Sand falls from a conveyor belt at the rate of 10m^3/min onto the top of a conical pile. The height of the pile is always 3/8ths of the base diameter.

How fast is the radius changing when the pile is 4 m high? 3. The Attempt at a Solution

V = pir^2 (4/3) -- volume of a cone

dv/dt = (4pi/3)(2r)(dr/dt)
10 = (4pi/3)(2)(16/3)(dr/dt)
10 = (128pi/9)(dr/dt)
dr/dt = 0.224

The answer is 0.1119 m/sec. What am I doing wrong?

 

[SteamKing]

Homework Statement

Sand falls from a conveyor belt at the rate of 10m^3/min onto the top of a conical pile.

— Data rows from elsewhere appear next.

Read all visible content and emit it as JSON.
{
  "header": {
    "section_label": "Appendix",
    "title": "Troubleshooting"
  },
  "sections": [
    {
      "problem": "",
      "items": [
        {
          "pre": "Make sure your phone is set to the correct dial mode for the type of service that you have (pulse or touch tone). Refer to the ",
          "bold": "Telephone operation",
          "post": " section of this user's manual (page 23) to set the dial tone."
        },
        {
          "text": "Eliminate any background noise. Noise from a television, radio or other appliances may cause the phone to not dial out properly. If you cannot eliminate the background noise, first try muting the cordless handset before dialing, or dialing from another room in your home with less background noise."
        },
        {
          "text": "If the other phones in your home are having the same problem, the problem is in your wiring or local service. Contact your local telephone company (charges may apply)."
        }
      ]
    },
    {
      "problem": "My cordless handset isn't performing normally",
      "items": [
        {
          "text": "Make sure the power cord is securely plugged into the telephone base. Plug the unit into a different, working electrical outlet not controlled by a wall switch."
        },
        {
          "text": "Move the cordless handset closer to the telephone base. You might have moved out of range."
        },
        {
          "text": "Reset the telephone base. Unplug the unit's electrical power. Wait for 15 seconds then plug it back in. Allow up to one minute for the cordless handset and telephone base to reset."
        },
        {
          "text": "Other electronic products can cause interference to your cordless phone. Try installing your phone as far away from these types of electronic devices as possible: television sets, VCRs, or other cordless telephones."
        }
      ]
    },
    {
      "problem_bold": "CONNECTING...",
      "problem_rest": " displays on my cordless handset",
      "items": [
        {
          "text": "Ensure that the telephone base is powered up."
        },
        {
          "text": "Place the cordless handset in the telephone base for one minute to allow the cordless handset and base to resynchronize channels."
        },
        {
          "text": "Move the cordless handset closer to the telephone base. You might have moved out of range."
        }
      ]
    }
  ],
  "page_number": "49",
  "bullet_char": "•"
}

The height of the pile is always 3/8ths of the base diameter.

How fast is the radius changing when the pile is 4 m high?3. The Attempt at a Solution

V = pir^2 (4/3) -- volume of a cone

You might want to confirm this formula for the volume of a cone. Remember, volume has units of L³, and there are units of L² here. There is also no accounting for the height of the cone in this formula.

 

[needingtoknow]

The formula is correct I just mislabelled it. I meant to say that V = pir^2 (4/3) -- volume of a cone when h = 4.

 

[mfb]

Might be right (I did not check the prefactor), but the height is not constant. It changes together with r. You cannot consider one change and ignore the other one.

 

[LCKurtz]

The formula is correct I just mislabelled it. I meant to say that V = pir^2 (4/3) -- volume of a cone when h = 4.

The volume of a cone is $V=\frac 1 3 \pi r^2 h$. You must avoid putting in the instantaneous values before you differentiate to get the related rates equation.